Les membres contractés autour du corps tremblant de Wright, j'osais à peine respirer. Que s'était-il passé ?

Je tentai de me souvenir des dernières secondes avant l'accident. Quelque chose avait traversé le pare-brise, et le chauffeur avait perdu le contrôle du véhicule. Et le sang.... Une explosion de gouttelettes écarlates. Je rouvris brusquement les yeux.

— Est-ce que tout le monde va bien ? demanda une voix rocailleuse.

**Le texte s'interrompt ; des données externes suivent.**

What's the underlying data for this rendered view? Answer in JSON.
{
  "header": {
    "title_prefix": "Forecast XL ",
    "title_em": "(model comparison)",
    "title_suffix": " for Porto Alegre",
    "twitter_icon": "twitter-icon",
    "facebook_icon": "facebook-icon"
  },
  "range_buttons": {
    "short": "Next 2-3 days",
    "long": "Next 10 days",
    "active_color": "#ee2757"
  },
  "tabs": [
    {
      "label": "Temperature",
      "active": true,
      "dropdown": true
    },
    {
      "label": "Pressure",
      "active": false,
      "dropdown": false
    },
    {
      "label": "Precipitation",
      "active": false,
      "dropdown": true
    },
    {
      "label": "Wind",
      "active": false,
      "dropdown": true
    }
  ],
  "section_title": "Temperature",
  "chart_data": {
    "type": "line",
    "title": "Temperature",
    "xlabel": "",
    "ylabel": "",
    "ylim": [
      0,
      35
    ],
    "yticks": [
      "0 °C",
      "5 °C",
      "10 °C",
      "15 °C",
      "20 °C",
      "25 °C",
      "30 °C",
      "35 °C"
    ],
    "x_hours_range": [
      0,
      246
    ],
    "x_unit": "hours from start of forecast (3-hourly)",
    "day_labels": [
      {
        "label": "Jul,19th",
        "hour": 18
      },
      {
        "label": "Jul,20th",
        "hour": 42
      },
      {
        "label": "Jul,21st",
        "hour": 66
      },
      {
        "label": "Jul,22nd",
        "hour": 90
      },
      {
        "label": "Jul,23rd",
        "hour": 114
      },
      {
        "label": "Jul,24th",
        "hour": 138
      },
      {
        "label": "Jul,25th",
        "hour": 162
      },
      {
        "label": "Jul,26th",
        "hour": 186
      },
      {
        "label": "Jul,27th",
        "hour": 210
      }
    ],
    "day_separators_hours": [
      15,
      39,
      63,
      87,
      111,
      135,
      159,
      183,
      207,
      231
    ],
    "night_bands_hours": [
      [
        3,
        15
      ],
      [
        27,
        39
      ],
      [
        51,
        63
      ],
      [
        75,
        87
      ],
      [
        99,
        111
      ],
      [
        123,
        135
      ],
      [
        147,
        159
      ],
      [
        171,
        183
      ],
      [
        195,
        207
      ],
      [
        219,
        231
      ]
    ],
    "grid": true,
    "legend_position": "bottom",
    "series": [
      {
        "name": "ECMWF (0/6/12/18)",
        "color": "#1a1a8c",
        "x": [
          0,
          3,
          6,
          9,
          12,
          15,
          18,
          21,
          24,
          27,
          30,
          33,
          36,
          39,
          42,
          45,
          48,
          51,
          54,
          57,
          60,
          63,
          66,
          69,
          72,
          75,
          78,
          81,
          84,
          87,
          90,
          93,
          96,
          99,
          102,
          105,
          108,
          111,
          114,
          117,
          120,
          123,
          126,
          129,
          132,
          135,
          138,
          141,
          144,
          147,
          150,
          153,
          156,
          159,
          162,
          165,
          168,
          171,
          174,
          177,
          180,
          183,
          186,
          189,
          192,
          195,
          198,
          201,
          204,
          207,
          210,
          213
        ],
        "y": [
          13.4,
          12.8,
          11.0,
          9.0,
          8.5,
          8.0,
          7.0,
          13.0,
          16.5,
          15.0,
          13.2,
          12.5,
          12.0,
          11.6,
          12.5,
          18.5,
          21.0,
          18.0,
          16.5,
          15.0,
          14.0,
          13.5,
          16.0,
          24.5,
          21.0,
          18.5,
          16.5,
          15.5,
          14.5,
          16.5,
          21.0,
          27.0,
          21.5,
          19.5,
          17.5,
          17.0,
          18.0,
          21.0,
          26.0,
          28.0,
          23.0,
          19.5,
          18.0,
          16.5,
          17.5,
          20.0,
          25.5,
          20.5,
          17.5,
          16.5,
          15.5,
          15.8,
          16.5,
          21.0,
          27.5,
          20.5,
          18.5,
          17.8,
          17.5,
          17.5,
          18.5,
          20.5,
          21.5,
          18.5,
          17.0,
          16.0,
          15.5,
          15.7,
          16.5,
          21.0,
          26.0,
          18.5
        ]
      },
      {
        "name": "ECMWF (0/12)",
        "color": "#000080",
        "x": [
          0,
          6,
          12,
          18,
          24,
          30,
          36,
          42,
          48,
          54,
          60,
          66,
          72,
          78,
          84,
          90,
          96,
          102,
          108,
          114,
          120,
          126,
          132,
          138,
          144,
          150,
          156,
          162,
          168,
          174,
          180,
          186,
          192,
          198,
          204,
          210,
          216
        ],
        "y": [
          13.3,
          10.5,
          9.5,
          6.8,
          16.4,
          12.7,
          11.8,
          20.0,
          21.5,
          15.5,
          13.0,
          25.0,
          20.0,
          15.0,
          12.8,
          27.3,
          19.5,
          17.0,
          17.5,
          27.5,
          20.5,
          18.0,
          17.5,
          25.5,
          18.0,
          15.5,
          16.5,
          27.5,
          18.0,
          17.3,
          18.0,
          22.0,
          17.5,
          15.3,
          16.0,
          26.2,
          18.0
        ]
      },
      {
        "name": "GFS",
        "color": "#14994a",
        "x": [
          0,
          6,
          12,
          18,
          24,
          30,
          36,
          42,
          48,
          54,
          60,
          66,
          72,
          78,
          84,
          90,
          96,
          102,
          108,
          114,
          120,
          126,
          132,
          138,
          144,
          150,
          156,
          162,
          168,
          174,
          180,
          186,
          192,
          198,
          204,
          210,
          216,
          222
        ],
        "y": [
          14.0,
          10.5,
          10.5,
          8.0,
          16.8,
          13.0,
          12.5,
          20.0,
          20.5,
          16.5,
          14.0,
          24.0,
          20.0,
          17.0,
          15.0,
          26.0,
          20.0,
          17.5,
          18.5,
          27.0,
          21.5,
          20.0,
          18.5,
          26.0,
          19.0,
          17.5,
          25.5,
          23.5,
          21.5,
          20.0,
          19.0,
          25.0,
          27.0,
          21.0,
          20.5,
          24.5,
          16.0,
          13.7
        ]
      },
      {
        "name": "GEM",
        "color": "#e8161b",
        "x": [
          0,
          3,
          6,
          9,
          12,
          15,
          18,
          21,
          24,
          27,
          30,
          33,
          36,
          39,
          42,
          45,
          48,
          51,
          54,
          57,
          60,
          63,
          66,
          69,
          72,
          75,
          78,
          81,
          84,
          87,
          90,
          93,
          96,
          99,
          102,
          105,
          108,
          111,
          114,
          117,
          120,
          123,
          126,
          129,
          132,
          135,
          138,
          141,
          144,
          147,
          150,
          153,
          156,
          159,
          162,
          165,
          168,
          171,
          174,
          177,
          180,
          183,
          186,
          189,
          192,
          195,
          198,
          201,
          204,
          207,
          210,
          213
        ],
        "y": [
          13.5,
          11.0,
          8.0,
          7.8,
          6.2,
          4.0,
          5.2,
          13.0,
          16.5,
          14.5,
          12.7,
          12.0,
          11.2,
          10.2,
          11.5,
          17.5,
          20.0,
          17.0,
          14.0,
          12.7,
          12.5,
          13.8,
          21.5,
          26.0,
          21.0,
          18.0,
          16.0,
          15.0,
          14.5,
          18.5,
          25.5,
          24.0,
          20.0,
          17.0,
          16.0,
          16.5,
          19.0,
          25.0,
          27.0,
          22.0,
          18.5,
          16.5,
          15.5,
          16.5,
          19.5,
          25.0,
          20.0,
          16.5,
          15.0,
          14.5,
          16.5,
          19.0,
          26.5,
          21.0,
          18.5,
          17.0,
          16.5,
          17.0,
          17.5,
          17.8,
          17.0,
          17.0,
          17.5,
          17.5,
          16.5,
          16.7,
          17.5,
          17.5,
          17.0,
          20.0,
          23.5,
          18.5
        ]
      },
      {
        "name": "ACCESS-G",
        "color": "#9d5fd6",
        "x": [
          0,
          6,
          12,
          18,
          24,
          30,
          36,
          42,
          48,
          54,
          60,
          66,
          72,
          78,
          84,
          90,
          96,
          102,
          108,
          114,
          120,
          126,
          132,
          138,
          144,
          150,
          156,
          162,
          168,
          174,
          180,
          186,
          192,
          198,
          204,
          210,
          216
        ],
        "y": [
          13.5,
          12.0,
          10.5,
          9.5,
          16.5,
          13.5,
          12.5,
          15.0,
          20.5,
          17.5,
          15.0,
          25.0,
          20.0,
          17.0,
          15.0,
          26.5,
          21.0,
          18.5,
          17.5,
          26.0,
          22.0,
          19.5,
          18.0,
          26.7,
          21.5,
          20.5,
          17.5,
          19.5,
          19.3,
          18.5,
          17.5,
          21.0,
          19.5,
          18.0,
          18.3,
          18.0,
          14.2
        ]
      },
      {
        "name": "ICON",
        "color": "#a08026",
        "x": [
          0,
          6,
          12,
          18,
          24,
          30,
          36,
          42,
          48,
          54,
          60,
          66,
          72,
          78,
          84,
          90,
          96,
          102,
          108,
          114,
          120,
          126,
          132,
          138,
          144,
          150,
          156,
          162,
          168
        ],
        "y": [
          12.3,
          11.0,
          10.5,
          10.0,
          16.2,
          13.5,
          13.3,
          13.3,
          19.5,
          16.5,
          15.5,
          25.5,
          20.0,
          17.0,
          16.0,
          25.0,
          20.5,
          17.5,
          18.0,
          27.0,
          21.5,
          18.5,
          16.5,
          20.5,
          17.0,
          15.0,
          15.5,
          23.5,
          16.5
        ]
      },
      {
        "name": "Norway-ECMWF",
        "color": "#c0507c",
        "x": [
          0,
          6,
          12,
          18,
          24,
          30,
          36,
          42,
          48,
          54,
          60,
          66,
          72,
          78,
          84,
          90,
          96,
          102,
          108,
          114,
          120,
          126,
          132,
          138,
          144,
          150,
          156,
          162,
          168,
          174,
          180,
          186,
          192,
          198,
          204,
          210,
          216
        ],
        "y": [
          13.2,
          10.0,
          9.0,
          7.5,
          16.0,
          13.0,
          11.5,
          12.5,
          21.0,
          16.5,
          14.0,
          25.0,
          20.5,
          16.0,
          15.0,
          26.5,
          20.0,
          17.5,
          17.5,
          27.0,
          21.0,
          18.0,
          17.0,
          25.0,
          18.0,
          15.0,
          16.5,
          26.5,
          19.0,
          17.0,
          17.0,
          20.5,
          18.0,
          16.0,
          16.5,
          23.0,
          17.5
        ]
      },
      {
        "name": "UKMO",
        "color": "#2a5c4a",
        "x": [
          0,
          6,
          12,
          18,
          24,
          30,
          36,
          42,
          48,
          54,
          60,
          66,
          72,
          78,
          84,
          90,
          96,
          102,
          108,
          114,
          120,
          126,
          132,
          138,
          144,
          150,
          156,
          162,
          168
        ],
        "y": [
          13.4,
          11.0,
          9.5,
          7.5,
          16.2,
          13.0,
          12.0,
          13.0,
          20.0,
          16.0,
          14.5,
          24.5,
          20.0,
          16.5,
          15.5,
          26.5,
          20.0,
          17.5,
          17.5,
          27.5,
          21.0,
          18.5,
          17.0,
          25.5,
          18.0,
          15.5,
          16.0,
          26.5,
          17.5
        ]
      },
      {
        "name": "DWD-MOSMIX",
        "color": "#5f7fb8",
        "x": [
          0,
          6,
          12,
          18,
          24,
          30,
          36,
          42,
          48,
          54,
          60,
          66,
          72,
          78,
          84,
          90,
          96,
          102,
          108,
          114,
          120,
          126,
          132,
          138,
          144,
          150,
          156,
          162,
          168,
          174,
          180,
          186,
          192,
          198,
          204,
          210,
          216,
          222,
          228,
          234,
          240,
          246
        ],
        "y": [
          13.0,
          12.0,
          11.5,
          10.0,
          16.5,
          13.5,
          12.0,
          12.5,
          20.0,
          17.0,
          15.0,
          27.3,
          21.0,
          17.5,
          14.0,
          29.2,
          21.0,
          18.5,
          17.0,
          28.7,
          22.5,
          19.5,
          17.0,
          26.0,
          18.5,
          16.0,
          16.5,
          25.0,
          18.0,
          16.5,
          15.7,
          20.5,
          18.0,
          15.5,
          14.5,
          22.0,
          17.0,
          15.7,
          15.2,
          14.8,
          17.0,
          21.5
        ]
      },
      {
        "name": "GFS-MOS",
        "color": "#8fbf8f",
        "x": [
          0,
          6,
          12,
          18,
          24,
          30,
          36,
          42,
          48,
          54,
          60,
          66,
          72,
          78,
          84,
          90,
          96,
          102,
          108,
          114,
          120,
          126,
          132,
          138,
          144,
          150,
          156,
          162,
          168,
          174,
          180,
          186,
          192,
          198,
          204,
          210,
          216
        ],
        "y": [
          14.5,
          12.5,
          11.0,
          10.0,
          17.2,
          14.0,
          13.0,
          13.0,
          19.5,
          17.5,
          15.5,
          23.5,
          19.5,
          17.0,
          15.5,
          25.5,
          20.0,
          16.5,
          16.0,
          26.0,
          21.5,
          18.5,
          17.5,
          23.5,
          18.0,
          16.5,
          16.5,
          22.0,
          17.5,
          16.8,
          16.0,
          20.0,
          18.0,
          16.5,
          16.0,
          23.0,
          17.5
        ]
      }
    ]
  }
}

— Oh mon dieu, Laurine ! cria quelqu'un.

— Ce n'est pas mon sang, je vais bien.

Des élancements violents me parcouraient le crâne, et le liquide poisseux qui s'écoulait toujours de ma tempe arriva jusqu'à mes lèvres et me donna la nausée. M. Wright se mit à se tortiller contre moi pour se défaire de ma prise avant de me remuer avec précaution, si proche que je percevais les notes d'alcool dans son souffle.

— Vous allez bien ?

Il y eut un bruit de ballon que l'on dégonflait, tandis que notre client me pressait toujours le bras avec une agitation à peine maîtrisée.

— Réveillez-vous, me supplia-t-il presque.

— Je suis réveillée, finis-je par dire d'une voix éraillée.

Les lèvres collantes et le corps engourdi, je m'écartai à grand-peine de Wright tant mon corps me semblait lourd. Quelques points noirs entachaient ma vue, et je clignai plusieurs fois des paupières pour les chasser. Mes yeux accrochèrent d'abord le plafond déformé, puis Laurine, dont le visage était maculé de sang. Au grand plastique blanc étalé devant elle, je compris qu'elle s'en était sortie sans encombre grâce à l'airbag du siège passager. Enfin, mon attention se focalisa sur Sandy, qui s'était détachée pour s'accroupir devant moi. Elle était blanche comme un linge, mais elle paraissait indemne.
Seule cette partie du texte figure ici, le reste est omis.